The recent damage of hundreds of historical documents has put new life into the establishment of a formal Washington County Archive.
“This project has just been put off for too long,” said County Mayor Dan Eldridge. “And now we’re behind.”
The need for an archive became even more pressing after a flood in the Downtown Centre in Johnson City in August.
Caused by a broken water pipe, the flood soaked more than 7,000 pounds of Washington County court documents that had to be shipped to Nashville to be saved.
Since then, Eldridge has appointed a Public Records Committee that is now charged with finding a safe, climate-controlled facility to house the county’s thousands of records and historic documents.
Members took the first steps toward their goal during a Nov. 16 meeting, where Dr. Sam Humphreys was elected chair.
Humphreys wasted no time organizing subcommittees for funding sources, facilities and prioritizing records.
Humphreys, who will take the lead in identifying funding sources, said he was advised the committee should start out small, perhaps making its first grant application for storage bins rather than going straight for facility funds.
Dr. Bill Kennedy, committee member, will head up the team charged with designating possible locations for the archives.
But first, he and the committee must find out just how many files need to be stored.
In the past, Eldridge estimated the need for somewhere between 20,000 and 30,000 square feet, at least, to store and display the county’s documents.
The amount of records currently needing storage would probably consume about 15,000 square feet, but Eldridge hopes to create a plan that accounts for future storage space needs as well.
Additionally, Eldridge said he recently learned of more records in other locations of the Downtown Centre in Johnson City that belong to the county.
Determining whether the records are historical or public will fall to those working on prioritizing records.
Committee member Ned Irwin reminded the group that some records are only required to be kept for a certain period of time, and could possibly be disposed of rather than taking up space in the archives.
Eldridge asked committee members to consider how the project will be managed, and suggested forming an Operations Subcommittee, with the goal of eventually hiring a full-time archivist.

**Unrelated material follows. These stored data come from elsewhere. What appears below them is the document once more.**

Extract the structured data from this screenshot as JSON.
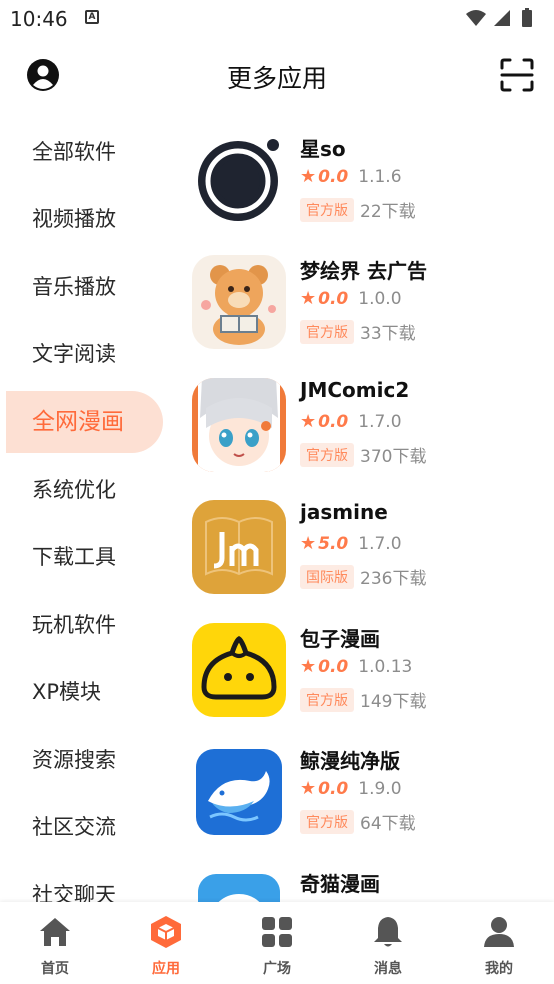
{
  "status_bar": {
    "time": "10:46",
    "notif_glyph": "A"
  },
  "header": {
    "title": "更多应用",
    "left_icon": "user-avatar-icon",
    "right_icon": "scan-icon"
  },
  "sidebar": {
    "items": [
      {
        "label": "全部软件",
        "active": false
      },
      {
        "label": "视频播放",
        "active": false
      },
      {
        "label": "音乐播放",
        "active": false
      },
      {
        "label": "文字阅读",
        "active": false
      },
      {
        "label": "全网漫画",
        "active": true
      },
      {
        "label": "系统优化",
        "active": false
      },
      {
        "label": "下载工具",
        "active": false
      },
      {
        "label": "玩机软件",
        "active": false
      },
      {
        "label": "XP模块",
        "active": false
      },
      {
        "label": "资源搜索",
        "active": false
      },
      {
        "label": "社区交流",
        "active": false
      },
      {
        "label": "社交聊天",
        "active": false
      }
    ]
  },
  "apps": [
    {
      "name": "星so",
      "score": "0.0",
      "version": "1.1.6",
      "tag": "官方版",
      "downloads": "22下载",
      "icon": "xingso-icon"
    },
    {
      "name": "梦绘界 去广告",
      "score": "0.0",
      "version": "1.0.0",
      "tag": "官方版",
      "downloads": "33下载",
      "icon": "menghuijie-bear-icon"
    },
    {
      "name": "JMComic2",
      "score": "0.0",
      "version": "1.7.0",
      "tag": "官方版",
      "downloads": "370下载",
      "icon": "jmcomic-anime-girl-icon"
    },
    {
      "name": "jasmine",
      "score": "5.0",
      "version": "1.7.0",
      "tag": "国际版",
      "downloads": "236下载",
      "icon": "jasmine-jm-book-icon"
    },
    {
      "name": "包子漫画",
      "score": "0.0",
      "version": "1.0.13",
      "tag": "官方版",
      "downloads": "149下载",
      "icon": "baozi-bun-icon"
    },
    {
      "name": "鲸漫纯净版",
      "score": "0.0",
      "version": "1.9.0",
      "tag": "官方版",
      "downloads": "64下载",
      "icon": "jingman-whale-icon"
    },
    {
      "name": "奇猫漫画",
      "score": "",
      "version": "",
      "tag": "",
      "downloads": "",
      "icon": "qimao-icon"
    }
  ],
  "bottom_nav": {
    "items": [
      {
        "label": "首页",
        "icon": "home-icon",
        "active": false
      },
      {
        "label": "应用",
        "icon": "apps-cube-icon",
        "active": true
      },
      {
        "label": "广场",
        "icon": "grid-square-icon",
        "active": false
      },
      {
        "label": "消息",
        "icon": "bell-icon",
        "active": false
      },
      {
        "label": "我的",
        "icon": "person-icon",
        "active": false
      }
    ]
  },
  "colors": {
    "accent": "#ff6a3a",
    "active_bg": "#fde0d3",
    "tag_bg": "#fdebe3",
    "muted": "#8c8c8c"
  }
}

Jeff Keeling, Washington County communications director, discussed a draft resolution some counties have adopted that designates fees paid for documents such as business licenses, marriage licenses and Notary Public filings go toward an archives account rather than the general fund.
Keeling said the biggest source of revenue is vehicle titles, which generates approximately $13,000 annually.
If the plan is adopted, the Washington County Clerk’s Office could direct $60,000 to $70,000 annually toward documents and archive-related costs.